As the ‘convergence’ between lighting and video becomes ever more integrated, leading UK rental house XL Video supplied 76 VersaTube LED lighting fixtures and a Catalyst digital media server system to the final leg of Maximo Park’s ‘A Certain Trigger Tour’ tour.
Lighting designer Stevie Marr specified the VersaTubes and the Catalyst, with the Tubes also forming the main architectural element of the performance space upstage of the band and stretching right out to the sides of the stage. The VersaTubes were attached to 18 vertical sections of A-type trussing – four per tube – clamped to the two onstage chords of the truss.
Marr wanted a low level style lighting rig to produce an edgy, suggestive effect matching the harsh rawness the band that personifies their current performance oeuvre.

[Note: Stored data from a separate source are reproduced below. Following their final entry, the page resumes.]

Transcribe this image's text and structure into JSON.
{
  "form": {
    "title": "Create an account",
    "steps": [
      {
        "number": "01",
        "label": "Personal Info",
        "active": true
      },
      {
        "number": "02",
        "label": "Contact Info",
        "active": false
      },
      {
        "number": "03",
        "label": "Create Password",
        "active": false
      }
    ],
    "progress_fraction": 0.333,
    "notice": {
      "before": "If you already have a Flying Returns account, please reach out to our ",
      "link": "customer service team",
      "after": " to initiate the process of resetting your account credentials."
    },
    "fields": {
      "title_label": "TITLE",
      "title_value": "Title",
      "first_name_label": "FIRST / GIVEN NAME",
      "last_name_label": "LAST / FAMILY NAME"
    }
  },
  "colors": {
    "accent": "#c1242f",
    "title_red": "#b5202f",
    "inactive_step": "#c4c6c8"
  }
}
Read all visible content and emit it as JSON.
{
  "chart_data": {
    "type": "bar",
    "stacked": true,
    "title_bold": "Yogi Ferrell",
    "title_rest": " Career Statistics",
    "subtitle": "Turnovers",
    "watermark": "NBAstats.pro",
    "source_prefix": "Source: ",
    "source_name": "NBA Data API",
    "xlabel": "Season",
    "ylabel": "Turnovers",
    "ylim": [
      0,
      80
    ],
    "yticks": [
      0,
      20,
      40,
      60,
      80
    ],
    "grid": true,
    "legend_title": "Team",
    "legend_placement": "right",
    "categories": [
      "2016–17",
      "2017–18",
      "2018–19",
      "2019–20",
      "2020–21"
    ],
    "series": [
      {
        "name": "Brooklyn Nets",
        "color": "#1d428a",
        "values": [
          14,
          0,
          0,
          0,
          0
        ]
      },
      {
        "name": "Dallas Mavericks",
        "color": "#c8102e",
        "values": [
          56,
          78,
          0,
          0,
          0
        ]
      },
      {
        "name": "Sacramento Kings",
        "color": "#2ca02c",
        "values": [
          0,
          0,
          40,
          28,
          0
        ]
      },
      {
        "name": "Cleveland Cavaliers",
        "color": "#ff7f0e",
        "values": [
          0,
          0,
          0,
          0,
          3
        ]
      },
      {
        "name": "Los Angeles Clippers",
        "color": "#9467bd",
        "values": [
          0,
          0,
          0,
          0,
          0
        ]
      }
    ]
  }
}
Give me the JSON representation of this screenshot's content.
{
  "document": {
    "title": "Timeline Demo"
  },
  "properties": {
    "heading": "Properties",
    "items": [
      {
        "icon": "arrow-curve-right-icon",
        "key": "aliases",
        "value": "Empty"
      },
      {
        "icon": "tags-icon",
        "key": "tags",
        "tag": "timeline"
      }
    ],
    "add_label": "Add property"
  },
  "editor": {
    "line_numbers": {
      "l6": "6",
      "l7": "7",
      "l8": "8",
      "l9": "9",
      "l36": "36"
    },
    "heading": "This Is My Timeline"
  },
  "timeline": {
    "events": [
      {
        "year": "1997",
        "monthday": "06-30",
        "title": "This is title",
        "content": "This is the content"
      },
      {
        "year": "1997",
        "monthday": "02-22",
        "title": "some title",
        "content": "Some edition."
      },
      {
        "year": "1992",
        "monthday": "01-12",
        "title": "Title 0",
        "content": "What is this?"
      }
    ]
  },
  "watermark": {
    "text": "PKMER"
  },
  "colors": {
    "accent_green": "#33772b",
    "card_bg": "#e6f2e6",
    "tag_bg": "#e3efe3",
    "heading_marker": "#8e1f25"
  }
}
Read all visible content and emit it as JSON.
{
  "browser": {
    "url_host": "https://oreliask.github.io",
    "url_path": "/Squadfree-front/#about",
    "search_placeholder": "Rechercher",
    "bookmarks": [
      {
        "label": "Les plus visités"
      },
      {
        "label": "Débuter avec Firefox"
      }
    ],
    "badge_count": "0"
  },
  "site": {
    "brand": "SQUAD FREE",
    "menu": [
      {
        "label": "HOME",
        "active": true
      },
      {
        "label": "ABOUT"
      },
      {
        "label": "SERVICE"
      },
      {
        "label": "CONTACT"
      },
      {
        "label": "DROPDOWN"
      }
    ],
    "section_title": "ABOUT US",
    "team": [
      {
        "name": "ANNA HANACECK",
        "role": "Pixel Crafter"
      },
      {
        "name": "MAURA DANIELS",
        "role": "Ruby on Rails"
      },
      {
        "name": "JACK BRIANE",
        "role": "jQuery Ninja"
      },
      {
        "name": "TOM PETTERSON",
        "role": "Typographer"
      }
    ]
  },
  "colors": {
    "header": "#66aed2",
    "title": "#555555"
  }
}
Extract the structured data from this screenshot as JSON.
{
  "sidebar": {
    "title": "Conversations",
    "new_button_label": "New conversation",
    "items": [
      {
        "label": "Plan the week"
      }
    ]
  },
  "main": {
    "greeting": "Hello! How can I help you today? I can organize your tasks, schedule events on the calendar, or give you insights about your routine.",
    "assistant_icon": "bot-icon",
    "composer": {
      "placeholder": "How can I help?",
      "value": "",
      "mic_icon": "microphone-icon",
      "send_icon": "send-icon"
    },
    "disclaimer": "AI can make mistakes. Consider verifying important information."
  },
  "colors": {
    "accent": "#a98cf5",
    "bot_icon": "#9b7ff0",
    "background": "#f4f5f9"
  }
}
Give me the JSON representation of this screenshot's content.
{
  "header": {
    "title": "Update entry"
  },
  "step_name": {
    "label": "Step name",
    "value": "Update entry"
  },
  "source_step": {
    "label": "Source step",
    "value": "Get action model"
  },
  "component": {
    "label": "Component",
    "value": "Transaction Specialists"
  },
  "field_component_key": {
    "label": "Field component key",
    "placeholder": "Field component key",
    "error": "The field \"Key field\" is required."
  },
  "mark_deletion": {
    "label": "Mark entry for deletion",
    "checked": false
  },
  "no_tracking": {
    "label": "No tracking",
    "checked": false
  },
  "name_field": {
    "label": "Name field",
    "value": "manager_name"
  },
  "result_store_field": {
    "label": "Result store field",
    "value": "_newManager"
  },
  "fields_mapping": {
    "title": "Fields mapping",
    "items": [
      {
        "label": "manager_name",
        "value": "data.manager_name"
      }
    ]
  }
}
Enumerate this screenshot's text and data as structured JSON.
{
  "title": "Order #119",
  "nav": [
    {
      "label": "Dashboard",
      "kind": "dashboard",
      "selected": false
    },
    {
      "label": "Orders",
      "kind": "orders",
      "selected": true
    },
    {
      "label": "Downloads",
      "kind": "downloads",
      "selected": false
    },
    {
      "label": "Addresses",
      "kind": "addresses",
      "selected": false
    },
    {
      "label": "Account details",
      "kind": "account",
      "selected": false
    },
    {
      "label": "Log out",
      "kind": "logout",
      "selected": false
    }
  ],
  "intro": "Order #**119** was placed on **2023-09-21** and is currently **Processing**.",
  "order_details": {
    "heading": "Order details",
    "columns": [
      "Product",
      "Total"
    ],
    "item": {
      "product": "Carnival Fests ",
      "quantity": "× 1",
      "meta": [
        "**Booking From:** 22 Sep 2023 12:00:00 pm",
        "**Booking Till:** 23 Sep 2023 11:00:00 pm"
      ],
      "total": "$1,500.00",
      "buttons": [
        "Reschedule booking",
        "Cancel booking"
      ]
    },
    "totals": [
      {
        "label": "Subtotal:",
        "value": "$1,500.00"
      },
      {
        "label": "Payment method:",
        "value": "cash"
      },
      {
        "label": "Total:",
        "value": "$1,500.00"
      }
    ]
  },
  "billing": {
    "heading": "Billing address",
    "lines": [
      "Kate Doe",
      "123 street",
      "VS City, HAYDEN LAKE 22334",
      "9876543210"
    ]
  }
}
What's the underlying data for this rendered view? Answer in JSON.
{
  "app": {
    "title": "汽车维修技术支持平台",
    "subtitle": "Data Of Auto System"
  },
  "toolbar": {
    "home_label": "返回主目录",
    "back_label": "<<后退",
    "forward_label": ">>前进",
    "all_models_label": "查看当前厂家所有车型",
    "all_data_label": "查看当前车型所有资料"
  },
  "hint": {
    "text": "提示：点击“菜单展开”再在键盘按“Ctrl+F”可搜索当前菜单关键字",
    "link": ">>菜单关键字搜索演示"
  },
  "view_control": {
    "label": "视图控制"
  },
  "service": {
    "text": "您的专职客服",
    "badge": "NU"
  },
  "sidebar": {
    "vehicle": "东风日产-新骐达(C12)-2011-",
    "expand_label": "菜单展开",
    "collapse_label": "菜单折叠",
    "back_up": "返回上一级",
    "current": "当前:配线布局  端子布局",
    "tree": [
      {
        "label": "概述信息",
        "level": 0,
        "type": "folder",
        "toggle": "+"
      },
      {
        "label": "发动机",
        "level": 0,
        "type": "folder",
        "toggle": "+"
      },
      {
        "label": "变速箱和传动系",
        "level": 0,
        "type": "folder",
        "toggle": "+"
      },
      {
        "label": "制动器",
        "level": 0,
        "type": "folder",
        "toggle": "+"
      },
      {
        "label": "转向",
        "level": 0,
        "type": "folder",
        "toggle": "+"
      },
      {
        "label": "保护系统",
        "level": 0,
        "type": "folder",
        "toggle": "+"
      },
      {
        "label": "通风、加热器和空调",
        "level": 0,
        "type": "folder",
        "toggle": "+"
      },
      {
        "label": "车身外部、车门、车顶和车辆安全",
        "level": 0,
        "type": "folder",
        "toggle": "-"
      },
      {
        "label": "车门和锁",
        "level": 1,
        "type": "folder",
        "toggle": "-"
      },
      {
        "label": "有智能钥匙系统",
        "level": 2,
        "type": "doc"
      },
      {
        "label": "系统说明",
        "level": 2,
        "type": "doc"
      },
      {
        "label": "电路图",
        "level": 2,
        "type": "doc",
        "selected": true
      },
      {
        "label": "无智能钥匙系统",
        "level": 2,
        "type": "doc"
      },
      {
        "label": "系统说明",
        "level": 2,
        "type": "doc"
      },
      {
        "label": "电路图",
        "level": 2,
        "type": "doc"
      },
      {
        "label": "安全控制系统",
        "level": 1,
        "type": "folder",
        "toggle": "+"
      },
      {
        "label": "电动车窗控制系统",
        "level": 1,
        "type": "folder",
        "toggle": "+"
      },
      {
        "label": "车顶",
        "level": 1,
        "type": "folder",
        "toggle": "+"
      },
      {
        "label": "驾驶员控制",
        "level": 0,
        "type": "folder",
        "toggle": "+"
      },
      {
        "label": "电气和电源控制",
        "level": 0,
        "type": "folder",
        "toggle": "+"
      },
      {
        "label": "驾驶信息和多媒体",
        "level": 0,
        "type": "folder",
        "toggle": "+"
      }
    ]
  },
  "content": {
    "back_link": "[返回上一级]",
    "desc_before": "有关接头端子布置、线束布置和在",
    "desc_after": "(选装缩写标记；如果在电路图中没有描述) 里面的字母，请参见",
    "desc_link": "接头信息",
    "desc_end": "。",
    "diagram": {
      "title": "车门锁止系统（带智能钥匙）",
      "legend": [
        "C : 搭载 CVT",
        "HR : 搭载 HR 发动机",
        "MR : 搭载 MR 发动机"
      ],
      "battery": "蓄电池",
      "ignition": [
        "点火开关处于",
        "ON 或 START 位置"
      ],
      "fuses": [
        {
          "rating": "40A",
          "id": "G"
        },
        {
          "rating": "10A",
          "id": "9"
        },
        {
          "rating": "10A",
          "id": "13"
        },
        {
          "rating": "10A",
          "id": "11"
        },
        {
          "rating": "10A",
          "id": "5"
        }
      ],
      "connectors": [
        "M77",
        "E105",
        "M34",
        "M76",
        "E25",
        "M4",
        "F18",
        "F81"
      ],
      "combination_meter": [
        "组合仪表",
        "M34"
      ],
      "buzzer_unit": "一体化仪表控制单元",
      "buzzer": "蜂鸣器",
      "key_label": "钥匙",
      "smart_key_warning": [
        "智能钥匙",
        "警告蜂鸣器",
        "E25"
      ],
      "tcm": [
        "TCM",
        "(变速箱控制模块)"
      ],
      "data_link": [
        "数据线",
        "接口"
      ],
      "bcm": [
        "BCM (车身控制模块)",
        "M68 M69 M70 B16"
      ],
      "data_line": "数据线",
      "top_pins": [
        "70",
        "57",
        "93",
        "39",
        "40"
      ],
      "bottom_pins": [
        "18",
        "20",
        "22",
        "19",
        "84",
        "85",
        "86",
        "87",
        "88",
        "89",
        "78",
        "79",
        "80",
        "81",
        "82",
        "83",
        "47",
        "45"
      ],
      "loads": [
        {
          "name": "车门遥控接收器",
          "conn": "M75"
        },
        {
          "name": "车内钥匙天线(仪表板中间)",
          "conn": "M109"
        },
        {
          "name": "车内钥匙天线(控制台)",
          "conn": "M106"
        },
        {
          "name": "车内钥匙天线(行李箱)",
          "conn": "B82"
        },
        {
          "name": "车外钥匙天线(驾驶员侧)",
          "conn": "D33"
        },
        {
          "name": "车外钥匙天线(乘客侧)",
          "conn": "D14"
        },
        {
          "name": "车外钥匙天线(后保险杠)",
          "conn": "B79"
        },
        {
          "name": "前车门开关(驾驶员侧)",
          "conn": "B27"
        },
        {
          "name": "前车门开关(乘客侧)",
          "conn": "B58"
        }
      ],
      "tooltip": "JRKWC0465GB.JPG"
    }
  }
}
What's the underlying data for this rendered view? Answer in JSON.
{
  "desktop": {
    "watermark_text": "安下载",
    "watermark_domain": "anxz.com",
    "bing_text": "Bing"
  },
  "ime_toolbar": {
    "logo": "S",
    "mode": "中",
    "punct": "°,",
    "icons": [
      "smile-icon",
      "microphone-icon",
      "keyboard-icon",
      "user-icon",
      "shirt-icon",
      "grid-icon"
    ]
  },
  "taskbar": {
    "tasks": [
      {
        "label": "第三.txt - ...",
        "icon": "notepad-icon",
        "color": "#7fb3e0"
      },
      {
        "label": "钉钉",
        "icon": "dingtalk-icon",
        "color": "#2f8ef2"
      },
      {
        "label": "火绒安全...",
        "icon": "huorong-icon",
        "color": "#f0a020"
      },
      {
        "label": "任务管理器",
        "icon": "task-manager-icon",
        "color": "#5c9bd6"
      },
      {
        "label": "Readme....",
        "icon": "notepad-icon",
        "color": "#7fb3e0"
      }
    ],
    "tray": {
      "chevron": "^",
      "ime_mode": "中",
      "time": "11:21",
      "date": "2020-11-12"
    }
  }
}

Marr produced all the video content used to drive the VersaTubes himself, as part of his masters degree in Graphic Design (specialising in Interactive Media) at the Arts Institute of Bournemouth. Students are required to undertake a major project to complete the course, and Marr’s is in “Integrating Video and Lighting in Live Music”. It has seen him take up the challenge of combining two hectic schedules - touring and academic!.
The Maximo Park tour was project managed for XL by Jo Beirne, and Marr comments: “XL Video has always been very supportive of my work. They did a great deal and ensured I had the kit I wanted for the tour.”
The Catalyst is an 8-layer version 3 system, although he was only utilising a single layer. He produced 37 bespoke video clips using Adobe ‘After Effects’, which were stored in the Catalyst occupying a modest 40 Mb of disk space. These were all manually replayed at the appropriate moments, with timecode integration planned as a future development of his Masters project.
The effects he created with the tubes ranged widely, including big, bold single colour sweeps and waves across the line of Tubes to twinkling effects, oscillations, strobing and trippy kaleidoscopic patterns. “Using the Tubes and video input in this way brings so much more breadth, scope and depth to the stage,” he says, adding that having control of both lighting and video mediums also has obvious aesthetic advantages.
He also used After Effects to produce visualisations of the effects the different footage would have when applied to the Tubes, loaded these onto his iPod and showed the band, who could see the VersaTube’s in action with the appropriate effect whilst listening to their songs on the iPod.
XL also supplied technician Neil Ogilvy to look after the kit on the road.